I wonder what my grandmother would think. She lost her beloved brother on the Western Front, yet was never one to favor the dead over the living. Those of us who were born later need our reminders, however. When my children are a bit older, I too will take them to France, and to Flanders fields.
Nautical archeology notes
Here are a few interesting odds and ends:
- An old water mill in southern England was built using timbers from the USS Chesapeake, captured off Boston in 1813; the timbers still bear the marks of shot and shell.
- Graves of Nelson's men from Battle of the Nile recently unearthed in Egypt.
- After 270 years, Robert Drury's fantastic tale of shipwreck, enslavement, and escape turns out to be fact, not fiction. Was it really written up by Defoe? Will there now be a movie?

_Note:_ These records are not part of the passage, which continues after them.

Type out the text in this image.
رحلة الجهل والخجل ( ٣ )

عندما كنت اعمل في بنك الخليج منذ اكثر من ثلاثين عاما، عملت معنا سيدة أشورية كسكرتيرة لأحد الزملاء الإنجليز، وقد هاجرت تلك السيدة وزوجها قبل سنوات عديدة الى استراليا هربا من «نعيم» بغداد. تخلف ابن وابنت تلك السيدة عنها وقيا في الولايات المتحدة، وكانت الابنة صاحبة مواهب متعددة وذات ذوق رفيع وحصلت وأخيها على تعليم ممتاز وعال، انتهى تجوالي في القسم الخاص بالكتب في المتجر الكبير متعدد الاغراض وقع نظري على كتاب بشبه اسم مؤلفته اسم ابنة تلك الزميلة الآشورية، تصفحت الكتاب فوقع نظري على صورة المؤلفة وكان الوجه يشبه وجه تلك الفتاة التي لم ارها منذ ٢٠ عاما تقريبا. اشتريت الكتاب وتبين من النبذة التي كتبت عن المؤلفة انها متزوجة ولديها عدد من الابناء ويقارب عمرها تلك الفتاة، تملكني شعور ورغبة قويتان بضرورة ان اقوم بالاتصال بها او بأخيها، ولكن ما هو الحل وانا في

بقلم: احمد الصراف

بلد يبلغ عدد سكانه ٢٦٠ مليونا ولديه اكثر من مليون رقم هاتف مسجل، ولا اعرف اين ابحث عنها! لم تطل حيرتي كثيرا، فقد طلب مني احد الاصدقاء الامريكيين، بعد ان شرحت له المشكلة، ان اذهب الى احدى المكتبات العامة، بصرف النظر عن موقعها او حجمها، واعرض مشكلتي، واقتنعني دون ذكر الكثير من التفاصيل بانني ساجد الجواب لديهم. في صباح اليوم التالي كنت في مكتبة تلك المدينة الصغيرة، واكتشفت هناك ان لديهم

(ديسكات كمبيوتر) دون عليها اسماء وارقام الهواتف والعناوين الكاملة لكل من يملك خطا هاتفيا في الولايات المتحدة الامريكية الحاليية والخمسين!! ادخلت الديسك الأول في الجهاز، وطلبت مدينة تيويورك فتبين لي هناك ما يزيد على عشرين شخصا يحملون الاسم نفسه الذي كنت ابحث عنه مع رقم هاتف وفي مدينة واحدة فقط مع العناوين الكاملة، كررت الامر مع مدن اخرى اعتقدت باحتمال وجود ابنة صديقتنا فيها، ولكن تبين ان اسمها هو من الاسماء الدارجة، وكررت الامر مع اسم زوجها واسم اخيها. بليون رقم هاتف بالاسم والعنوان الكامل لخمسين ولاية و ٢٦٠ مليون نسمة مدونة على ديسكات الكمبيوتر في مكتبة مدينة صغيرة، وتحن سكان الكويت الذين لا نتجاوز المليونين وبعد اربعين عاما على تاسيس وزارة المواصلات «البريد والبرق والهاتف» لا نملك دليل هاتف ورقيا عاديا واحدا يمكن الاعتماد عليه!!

- Recent research indicates that there may be as many as 59 wrecked galleons off the coasts of Panama.
- Diving in the harbor of Alexandria, amidst the wreckage of the fabled lighthouse.
- Poole Harbor is the oldest in Britain: two large jetties believed to have been Roman have been found to date to c. 250 BC instead.
- Underwater treasure hunt in Bavaria after Nazi gold found in alpine lake.
November 10, 2002
IRA fundraising in the USA going strong
Hard to believe, but Gerry Adams has just been making the rounds once again -- in New York City and New Jersey, no less.